Финал «оттепели», по-разному отмеченный Анатолием Эфросом, Юрием Любимовым и Олегом Ефремовым в Москве, в Ленинграде обозначили «Тремя сестрами» Чехова, «Мещанами», а также невыпущенной «Римской комедией» Л.Зорина. В последнем случае речь шла
Тем важнее были прорывы в классику. В Чехове Товстоногова заинтересовала тема коллективного убийства. Именно в этих неожиданных словах он сформулирует тот факт, что все персонажи пьесы, зная о дуэли Соленого и Тузен- баха, палец о палец не ударили, чтобы предотвратить гибель. То, что барона играл Сергей Юрский, тоже не было случайностью. Ломалась судьба этого поколения, вкусившего свободы. Режиссер предлагал свой анализ ситуации, в котором на первый план выходила тема всеобщего паралича воли. Он предъявлял свой счет говорливой интеллигенции, добровольно уступающей свой дом «шершавому животному». Мало кто почуял тогда в прогнозе Товстоногова холод предвидения. Этот холод приняли за рассудочность. В спектакле недоставало нерва, общественного протеста, на который был еще спрос. Печальная объективность смертного приговора не воодушевляла поколение «лириков».
«Три сестры» были поставлены в 1965 году, а в следующем сезоне Товстоногов выпустил «Мещан». Это был итог его первого десятилетия в БДТ, и он подвел его горьковским спектаклем.
Чехову, как известно, «Мещане» не понравились.

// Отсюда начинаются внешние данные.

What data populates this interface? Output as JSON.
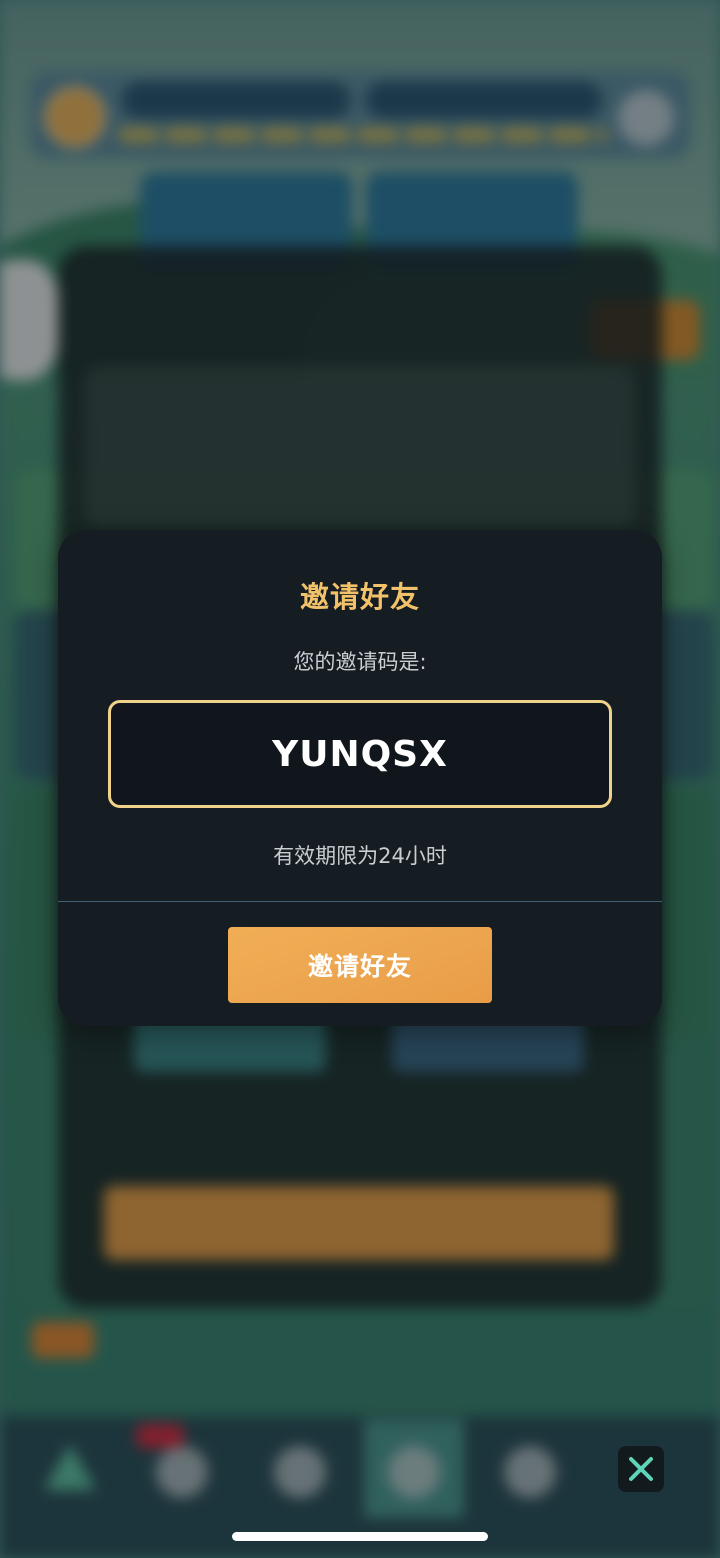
{
  "modal": {
    "title": "邀请好友",
    "subtitle": "您的邀请码是:",
    "invite_code": "YUNQSX",
    "validity": "有效期限为24小时",
    "button_label": "邀请好友"
  },
  "colors": {
    "title": "#f2c26a",
    "code_border": "#f0d38a",
    "button": "#eda650",
    "modal_bg": "#151c22"
  },
  "icons": {
    "close": "close-icon"
  }
}
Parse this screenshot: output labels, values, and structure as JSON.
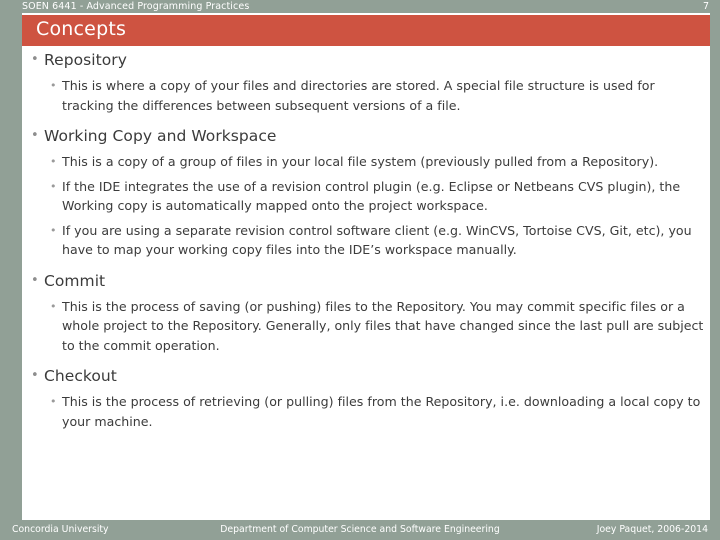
{
  "header": {
    "course_title": "SOEN 6441 - Advanced Programming Practices",
    "page_number": "7"
  },
  "title_banner": {
    "title": "Concepts"
  },
  "colors": {
    "banner": "#ce5341",
    "chrome": "#91a096",
    "body_text": "#3b3b3b",
    "bullet": "#8e8e8e",
    "background": "#ffffff"
  },
  "bullet_glyph": "•",
  "content": {
    "sections": [
      {
        "heading": "Repository",
        "points": [
          "This is where a copy of your files and directories are stored. A special file structure is used for tracking the differences between subsequent versions of a file."
        ]
      },
      {
        "heading": "Working Copy and Workspace",
        "points": [
          "This is a copy of a group of files in your local file system (previously pulled from a Repository).",
          "If the IDE integrates the use of a revision control plugin (e.g. Eclipse or Netbeans CVS plugin), the Working copy is automatically mapped onto the project workspace.",
          "If you are using a separate revision control software client (e.g. WinCVS, Tortoise CVS, Git, etc), you have to map your working copy files into the IDE’s workspace manually."
        ]
      },
      {
        "heading": "Commit",
        "points": [
          "This is the process of saving (or pushing) files to the Repository. You may commit specific files or a whole project to the Repository. Generally, only files that have changed since the last pull are subject to the commit operation."
        ]
      },
      {
        "heading": "Checkout",
        "points": [
          "This is the process of retrieving (or pulling) files from the Repository, i.e. downloading a local copy to your machine."
        ]
      }
    ]
  },
  "footer": {
    "left": "Concordia University",
    "center": "Department of Computer Science and Software Engineering",
    "right": "Joey Paquet, 2006-2014"
  }
}
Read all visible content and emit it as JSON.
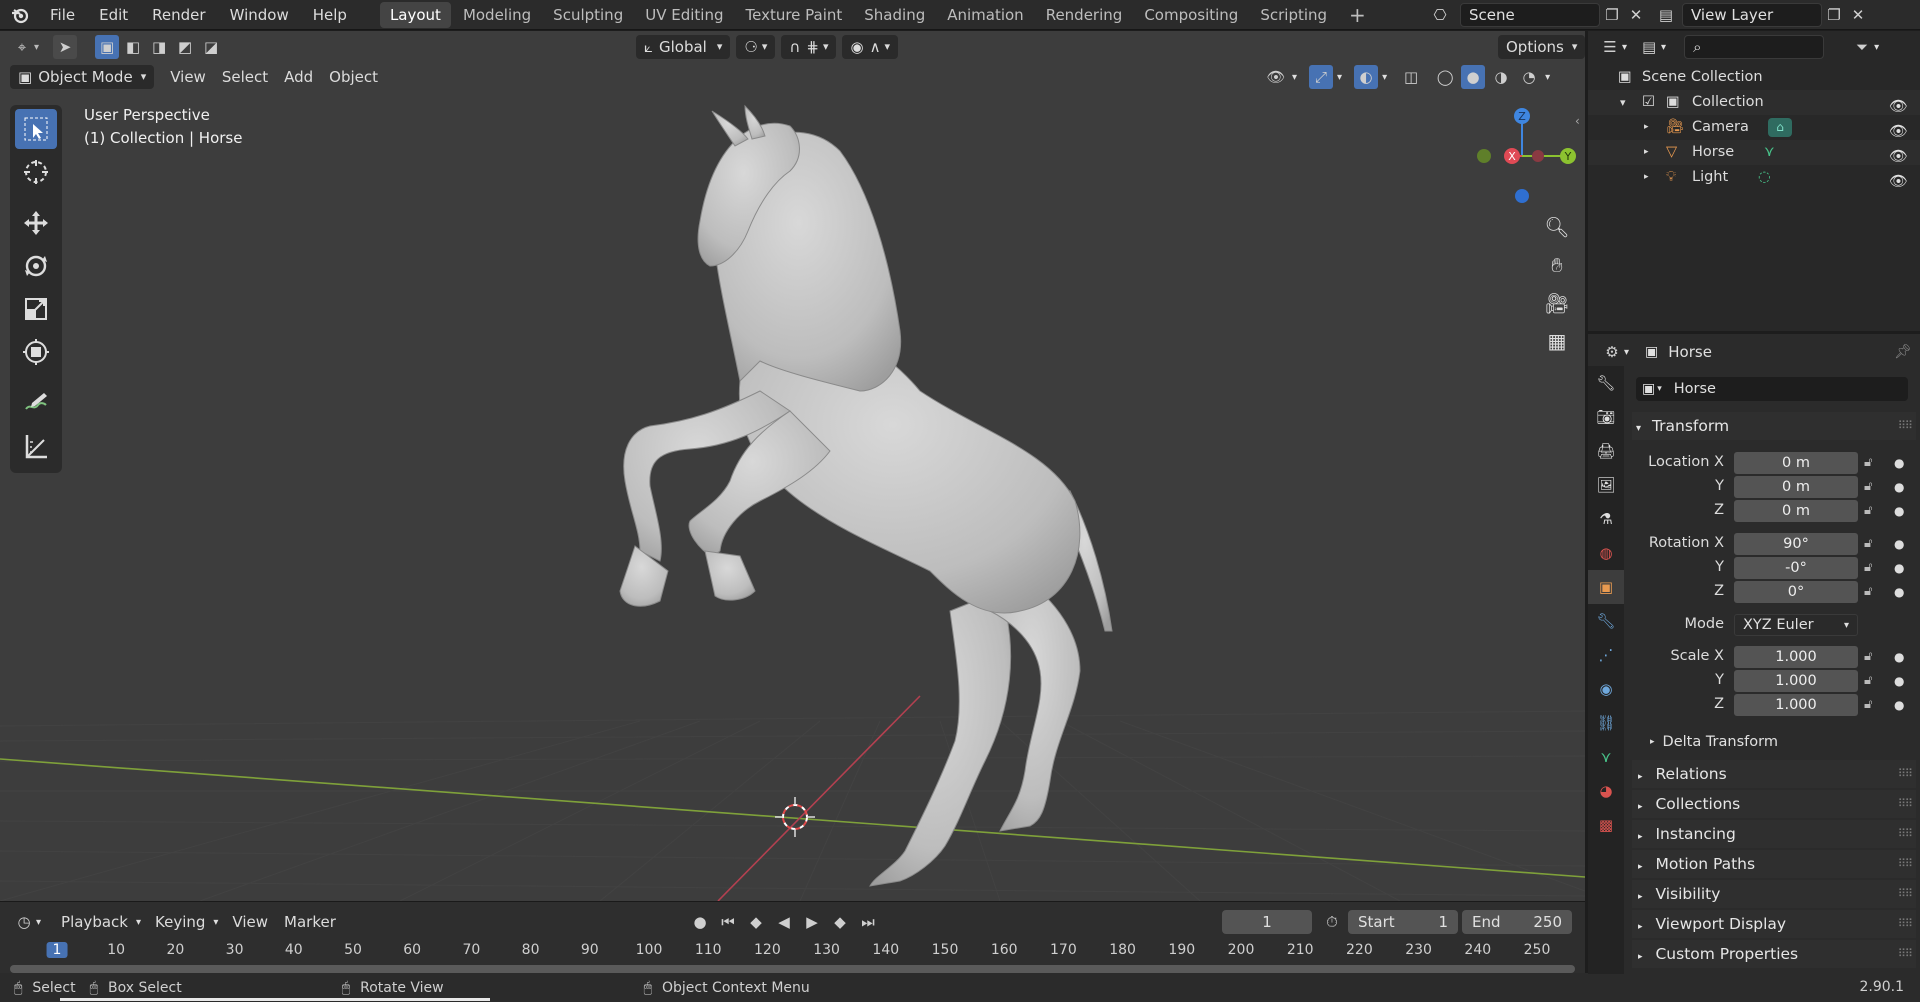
{
  "topbar": {
    "menus": [
      "File",
      "Edit",
      "Render",
      "Window",
      "Help"
    ],
    "workspaces": [
      "Layout",
      "Modeling",
      "Sculpting",
      "UV Editing",
      "Texture Paint",
      "Shading",
      "Animation",
      "Rendering",
      "Compositing",
      "Scripting"
    ],
    "active_workspace": "Layout",
    "add_tab": "+",
    "scene": "Scene",
    "view_layer": "View Layer"
  },
  "viewport": {
    "transform_orientation": "Global",
    "options_label": "Options",
    "mode": "Object Mode",
    "menus": [
      "View",
      "Select",
      "Add",
      "Object"
    ],
    "overlay_line1": "User Perspective",
    "overlay_line2": "(1) Collection | Horse",
    "gizmo_axes": {
      "x": "X",
      "y": "Y",
      "z": "Z"
    },
    "colors": {
      "background": "#3d3d3d",
      "x_axis": "#e04a55",
      "y_axis": "#8cc230",
      "z_axis": "#3f86e0",
      "active_tool": "#4772b3",
      "mesh": "#c9c9c9"
    }
  },
  "timeline": {
    "menus": [
      "Playback",
      "Keying",
      "View",
      "Marker"
    ],
    "current_frame": "1",
    "start_label": "Start",
    "start": "1",
    "end_label": "End",
    "end": "250",
    "ruler": [
      "1",
      "10",
      "20",
      "30",
      "40",
      "50",
      "60",
      "70",
      "80",
      "90",
      "100",
      "110",
      "120",
      "130",
      "140",
      "150",
      "160",
      "170",
      "180",
      "190",
      "200",
      "210",
      "220",
      "230",
      "240",
      "250"
    ]
  },
  "statusbar": {
    "select": "Select",
    "box_select": "Box Select",
    "rotate_view": "Rotate View",
    "context_menu": "Object Context Menu",
    "version": "2.90.1"
  },
  "outliner": {
    "root": "Scene Collection",
    "collection": "Collection",
    "items": [
      "Camera",
      "Horse",
      "Light"
    ]
  },
  "properties": {
    "header_object": "Horse",
    "object_name": "Horse",
    "transform_title": "Transform",
    "location_label": "Location X",
    "rotation_label": "Rotation X",
    "scale_label": "Scale X",
    "y_label": "Y",
    "z_label": "Z",
    "location": [
      "0 m",
      "0 m",
      "0 m"
    ],
    "rotation": [
      "90°",
      "-0°",
      "0°"
    ],
    "mode_label": "Mode",
    "mode_value": "XYZ Euler",
    "scale": [
      "1.000",
      "1.000",
      "1.000"
    ],
    "delta_transform": "Delta Transform",
    "panels": [
      "Relations",
      "Collections",
      "Instancing",
      "Motion Paths",
      "Visibility",
      "Viewport Display",
      "Custom Properties"
    ]
  }
}
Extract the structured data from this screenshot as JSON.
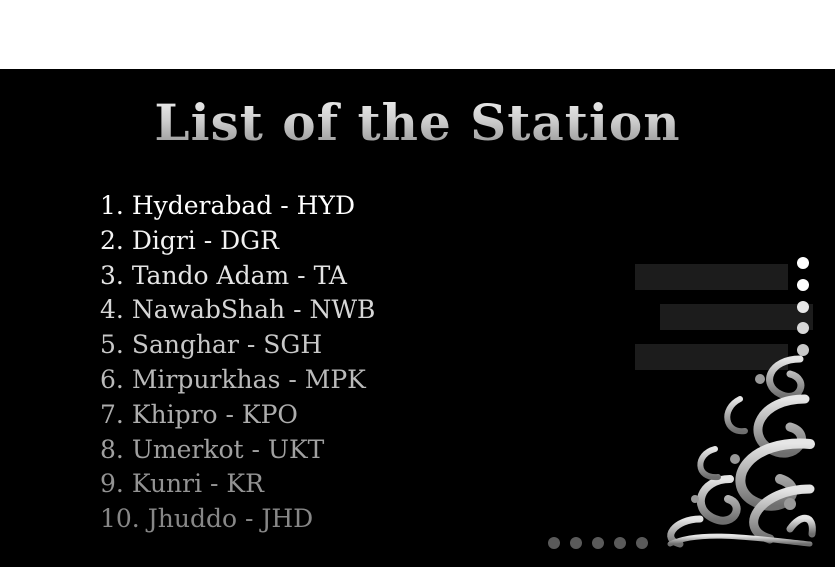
{
  "slide": {
    "title": "List of the Station",
    "stations": [
      {
        "num": "1.",
        "text": "Hyderabad - HYD",
        "color": "#ffffff"
      },
      {
        "num": "2.",
        "text": "Digri - DGR",
        "color": "#f2f2f2"
      },
      {
        "num": "3.",
        "text": "Tando Adam - TA",
        "color": "#e4e4e4"
      },
      {
        "num": "4.",
        "text": "NawabShah - NWB",
        "color": "#d6d6d6"
      },
      {
        "num": "5.",
        "text": "Sanghar - SGH",
        "color": "#c8c8c8"
      },
      {
        "num": "6.",
        "text": "Mirpurkhas - MPK",
        "color": "#bababa"
      },
      {
        "num": "7.",
        "text": "Khipro - KPO",
        "color": "#adadad"
      },
      {
        "num": "8.",
        "text": "Umerkot - UKT",
        "color": "#a0a0a0"
      },
      {
        "num": "9.",
        "text": "Kunri - KR",
        "color": "#939393"
      },
      {
        "num": "10.",
        "text": "Jhuddo - JHD",
        "color": "#878787"
      }
    ]
  }
}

Он считал, что отвратительный старик, поставленный в центр драмы, не может ее держать: мелкий домашний тиран не вызовет зрительского соучастия. Товстоногов поверил Чехову, как он поверил Пушкину в грибоедовском случае. Горьковская тенденциозность, выразившаяся даже в говорящей фамилии героя ·— Бессеменов,— была перепроверена беспощадной логикой действенного анализа пьесы и тем историческим опытом, которым владел Товстоногов. В результате, не меняя ни одного слова, режиссер внутренне перестроил конфликтную систему драмы. Бессеменов оказался трагикомическим вариантом короля Лира, который, правда, не экспериментировал с разделом державы, а, наоборот, пытался всеми силами развал дома и уход детей предотвратить.
Режиссер нашел магический кристалл, который преобразил заурядную драму. Люди включены в круговорот мертвых понятий, изживших себя представлений. Они не могут вырваться из этого круга, разыгрывая, по выражению героя пьесы, «драматическую сцену из бесконечной комедии под названием «ни туда ни сюда». Чтобы сыграть вот это самое «ни туда ни сюда», Товстоногов применил технику абсурдистского театра. Он преподнес ее Горькому, так сказать, в дар от искусства нового времени.
Дом Бессеменова существовал в атмосфере наваждения, которое было предъявлено «сюрреалистическим» панно, начинавшим и завершавшим спектакль. Оно было выполнено в виде семейной фотографии. В центре — благообразный старик, строгость, седая борода, все признаки благополучного купца, прожившего правильную жизнь, сколотившего капиталец и вырастившего детей. Они окружают его плотным кольцом: родные дети — Петр и Татьяна, приемный сын Нил. Но все это — на фоне огнедышащего Везувия, который они не замечают!
Фантазия провинциального фотографа давала стилевой сигнал зрелищу. В доме том было все взаправду, как полагалось в горьковских пьесах: «настоящий» потолок, люстра, мощный шкаф, цветы в горшках. Зритель даже не сразу понимал, что чего-то тут недостает. Приглядевшись, соображал: в павильоне нет стен. Обои в цветочек были натянуты прямо на барабане-заднике, дом существовал в открытом пространстве и в нем играли не просто извечную пьесу под названием «Ни туда ни сюда», а нечто гораздо более существенное.